Western blotting was performed as previously described [27]. The primary antibodies used were anti-NQO1 (Cat No. 11451-1-AP, Peintech, Rosemont, IL, USA), anti-DSPP (Cat No. bs-10316R, Bioss, Beijing, China), anti-Vinculin(Cat No. 26520-1-AP, Peintech, Rosemont, IL, USA), anti-HA (Cat No.51064-2-AP, Peintech, Rosemont, IL, USA), anti-JNK(Cat No. 9258; Cell Signaling Technology), anti-Phospho-JNK (Cat No. 80024-1-RR, Peintech, Rosemont, IL, USA), anti-Erk1/2 (Cat No.11257-1-AP, Peintech, Rosemont, IL, USA), anti-Phospho-Erk1/2 (Cat No.80031-1-RR, Peintech, Rosemont, IL, USA), anti-p38 (Cat No.14064-1-AP, Peintech, Rosemont, IL, USA), anti-Phospho-p38(Cat No.28796-1-AP, Peintech, Rosemont, IL, USA), SIRT1 Rabbit pAb(Cat No.A11267, Abclonal, Wuhan, China) and GAPDH (Cat No.60004-1-Ig, Peintech, Rosemont, IL, USA).
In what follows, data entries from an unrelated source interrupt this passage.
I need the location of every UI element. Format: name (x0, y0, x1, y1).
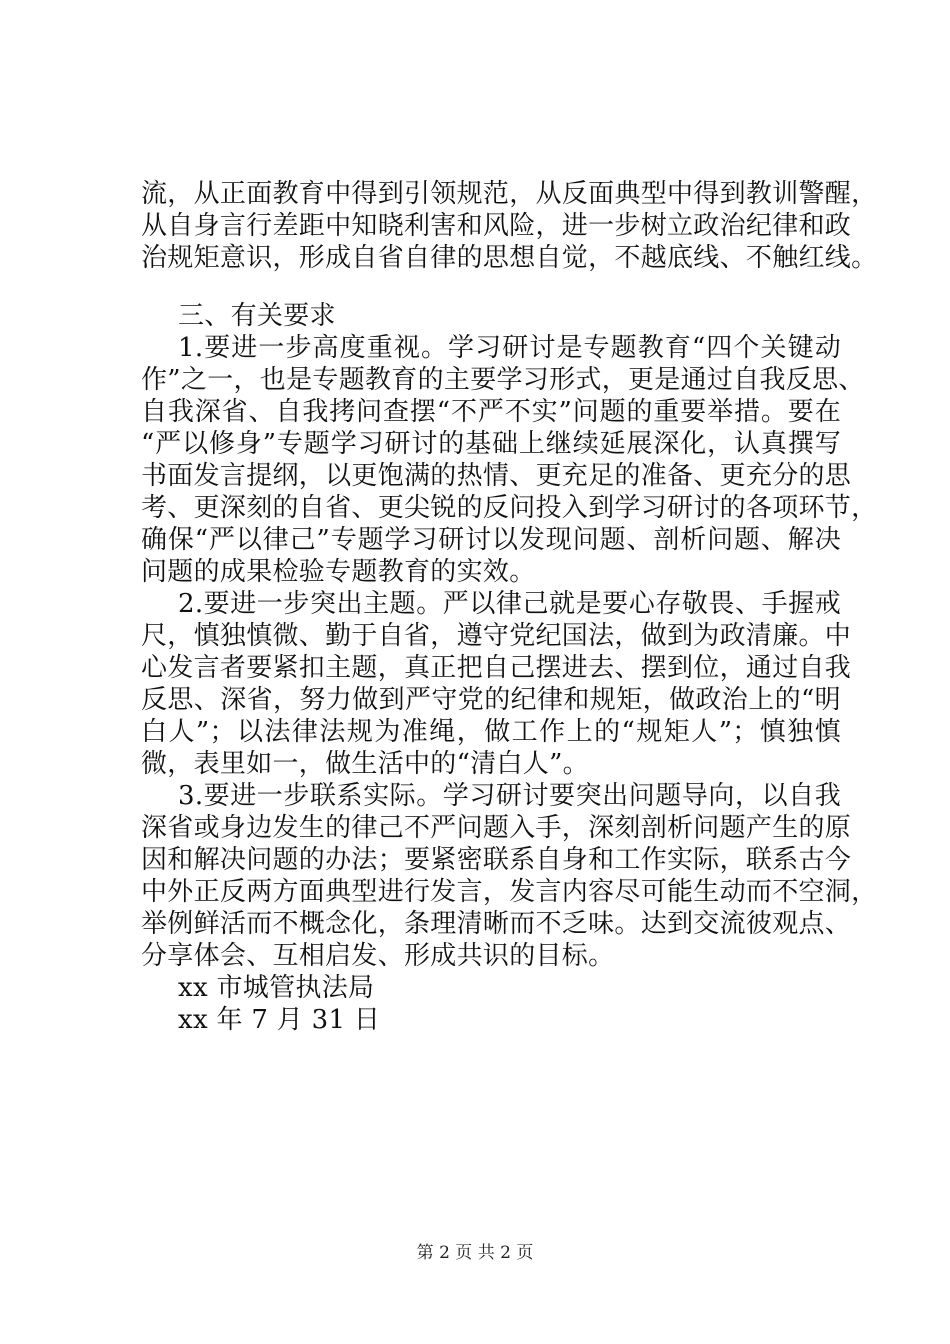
body-line: 尺，慎独慎微、勤于自省，遵守党纪国法，做到为政清廉。中 (141, 621, 852, 651)
body-line: 心发言者要紧扣主题，真正把自己摆进去、摆到位，通过自我 (141, 653, 852, 683)
body-line: 举例鲜活而不概念化，条理清晰而不乏味。达到交流彼观点、 (141, 909, 852, 939)
page-indicator: 第 2 页 共 2 页 (416, 1243, 534, 1263)
body-line: 自我深省、自我拷问查摆“不严不实”问题的重要举措。要在 (141, 397, 841, 427)
signature-date: xx 年 7 月 31 日 (178, 1005, 381, 1035)
body-line: 深省或身边发生的律己不严问题入手，深刻剖析问题产生的原 (141, 813, 852, 843)
body-line: 2.要进一步突出主题。严以律己就是要心存敬畏、手握戒 (178, 589, 841, 619)
body-line: 书面发言提纲，以更饱满的热情、更充足的准备、更充分的思 (141, 461, 852, 491)
body-line: 反思、深省，努力做到严守党的纪律和规矩，做政治上的“明 (141, 685, 841, 715)
body-line: 中外正反两方面典型进行发言，发言内容尽可能生动而不空洞， (141, 877, 878, 907)
body-line: 治规矩意识，形成自省自律的思想自觉，不越底线、不触红线。 (141, 243, 878, 273)
body-line: 从自身言行差距中知晓利害和风险，进一步树立政治纪律和政 (141, 211, 852, 241)
body-line: “严以修身”专题学习研讨的基础上继续延展深化，认真撰写 (141, 429, 841, 459)
body-line: 因和解决问题的办法；要紧密联系自身和工作实际，联系古今 (141, 845, 852, 875)
body-line: 流，从正面教育中得到引领规范，从反面典型中得到教训警醒， (141, 179, 878, 209)
body-line: 白人”；以法律法规为准绳，做工作上的“规矩人”；慎独慎 (141, 717, 841, 747)
body-line: 问题的成果检验专题教育的实效。 (141, 557, 536, 587)
body-line: 3.要进一步联系实际。学习研讨要突出问题导向，以自我 (178, 781, 841, 811)
body-line: 分享体会、互相启发、形成共识的目标。 (141, 941, 615, 971)
body-line: 1.要进一步高度重视。学习研讨是专题教育“四个关键动 (178, 333, 841, 363)
body-line: 确保“严以律己”专题学习研讨以发现问题、剖析问题、解决 (141, 525, 841, 555)
section-heading: 三、有关要求 (178, 301, 336, 331)
body-line: 考、更深刻的自省、更尖锐的反问投入到学习研讨的各项环节， (141, 493, 878, 523)
body-line: 作”之一，也是专题教育的主要学习形式，更是通过自我反思、 (141, 365, 865, 395)
body-line: 微，表里如一，做生活中的“清白人”。 (141, 749, 589, 779)
signature-organization: xx 市城管执法局 (178, 973, 375, 1003)
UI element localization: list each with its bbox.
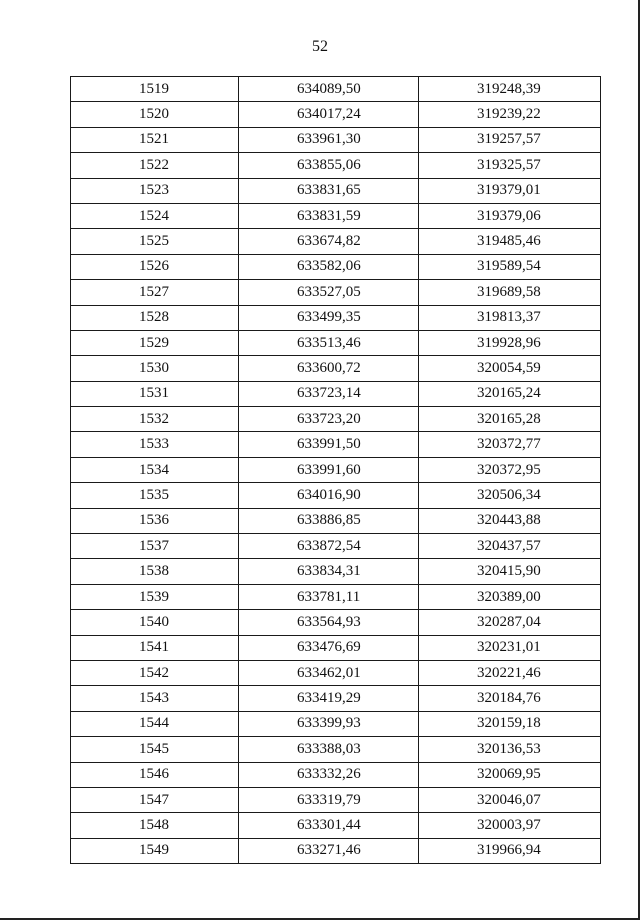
point-number-cell: 1548 — [71, 813, 239, 838]
y-coordinate-cell: 320046,07 — [419, 787, 601, 812]
x-coordinate-cell: 633582,06 — [239, 254, 419, 279]
table-row — [71, 635, 601, 660]
table-row — [71, 584, 601, 609]
table-row — [71, 508, 601, 533]
point-number-cell: 1523 — [71, 178, 239, 203]
point-number-cell: 1535 — [71, 483, 239, 508]
x-coordinate-cell: 633872,54 — [239, 534, 419, 559]
table-row — [71, 77, 601, 102]
x-coordinate-cell: 633723,14 — [239, 381, 419, 406]
table-row — [71, 838, 601, 863]
point-number-cell: 1538 — [71, 559, 239, 584]
x-coordinate-cell: 633991,50 — [239, 432, 419, 457]
x-coordinate-cell: 633834,31 — [239, 559, 419, 584]
x-coordinate-cell: 633961,30 — [239, 127, 419, 152]
point-number-cell: 1541 — [71, 635, 239, 660]
x-coordinate-cell: 633674,82 — [239, 229, 419, 254]
point-number-cell: 1547 — [71, 787, 239, 812]
point-number-cell: 1540 — [71, 610, 239, 635]
x-coordinate-cell: 633513,46 — [239, 330, 419, 355]
point-number-cell: 1530 — [71, 356, 239, 381]
point-number-cell: 1524 — [71, 203, 239, 228]
table-row — [71, 610, 601, 635]
point-number-cell: 1519 — [71, 77, 239, 102]
y-coordinate-cell: 320165,24 — [419, 381, 601, 406]
table-row — [71, 559, 601, 584]
point-number-cell: 1549 — [71, 838, 239, 863]
y-coordinate-cell: 320184,76 — [419, 686, 601, 711]
point-number-cell: 1543 — [71, 686, 239, 711]
table-row — [71, 254, 601, 279]
point-number-cell: 1537 — [71, 534, 239, 559]
point-number-cell: 1546 — [71, 762, 239, 787]
x-coordinate-cell: 633831,59 — [239, 203, 419, 228]
coordinates-table — [70, 76, 601, 864]
table-row — [71, 330, 601, 355]
table-row — [71, 356, 601, 381]
x-coordinate-cell: 633271,46 — [239, 838, 419, 863]
x-coordinate-cell: 633462,01 — [239, 660, 419, 685]
x-coordinate-cell: 633388,03 — [239, 737, 419, 762]
y-coordinate-cell: 319485,46 — [419, 229, 601, 254]
point-number-cell: 1528 — [71, 305, 239, 330]
point-number-cell: 1533 — [71, 432, 239, 457]
x-coordinate-cell: 633600,72 — [239, 356, 419, 381]
x-coordinate-cell: 633723,20 — [239, 407, 419, 432]
table-row — [71, 534, 601, 559]
table-row — [71, 686, 601, 711]
y-coordinate-cell: 320054,59 — [419, 356, 601, 381]
y-coordinate-cell: 319813,37 — [419, 305, 601, 330]
table-row — [71, 102, 601, 127]
y-coordinate-cell: 320165,28 — [419, 407, 601, 432]
coordinates-table-body — [71, 77, 601, 864]
y-coordinate-cell: 320231,01 — [419, 635, 601, 660]
y-coordinate-cell: 319928,96 — [419, 330, 601, 355]
point-number-cell: 1527 — [71, 280, 239, 305]
table-row — [71, 229, 601, 254]
y-coordinate-cell: 320506,34 — [419, 483, 601, 508]
x-coordinate-cell: 633564,93 — [239, 610, 419, 635]
x-coordinate-cell: 633476,69 — [239, 635, 419, 660]
table-row — [71, 127, 601, 152]
x-coordinate-cell: 633419,29 — [239, 686, 419, 711]
table-row — [71, 153, 601, 178]
x-coordinate-cell: 633399,93 — [239, 711, 419, 736]
table-row — [71, 432, 601, 457]
y-coordinate-cell: 320159,18 — [419, 711, 601, 736]
x-coordinate-cell: 633781,11 — [239, 584, 419, 609]
page-number: 52 — [312, 38, 328, 55]
y-coordinate-cell: 319248,39 — [419, 77, 601, 102]
point-number-cell: 1542 — [71, 660, 239, 685]
table-row — [71, 305, 601, 330]
table-row — [71, 660, 601, 685]
table-row — [71, 407, 601, 432]
point-number-cell: 1520 — [71, 102, 239, 127]
table-row — [71, 203, 601, 228]
point-number-cell: 1529 — [71, 330, 239, 355]
x-coordinate-cell: 634017,24 — [239, 102, 419, 127]
x-coordinate-cell: 633886,85 — [239, 508, 419, 533]
x-coordinate-cell: 633319,79 — [239, 787, 419, 812]
y-coordinate-cell: 319689,58 — [419, 280, 601, 305]
x-coordinate-cell: 633831,65 — [239, 178, 419, 203]
table-row — [71, 483, 601, 508]
table-row — [71, 457, 601, 482]
point-number-cell: 1531 — [71, 381, 239, 406]
point-number-cell: 1539 — [71, 584, 239, 609]
x-coordinate-cell: 634016,90 — [239, 483, 419, 508]
table-row — [71, 178, 601, 203]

Oxygen consumption rate (OCR)

The experimental method is as described previously [31]. The DPSCs (6 × 104/well) were seeded onto XF-24 plates and the experiments were repeated three times for each group. The mitochondrial stress assay parameters were calculated by using the OCR curves. Each experimental cohort was complemented with five parallel wells.

Mitochondrial membrane potential (MMP) assay

The MMP of the DPSCs was determined using the JC-1 method (Solarbio, Beijing, China). Red fluorescence indicates a higher MMP and green fluorescence indicates a lower MMP. CCCP, an OXPHOS decoupling agent, was used as a positive control to induce MMP reduction in DPSCs. Each group was provided with three parallel wells.

Statistical analysis

All statistical analyses were performed using the SPSS 22 statistical software (SPSS Inc., Chicago, IL, USA). Student’s t-test or one-way ANOVA was used to calculate the data. Differences were considered statistically significant at P < 0.05.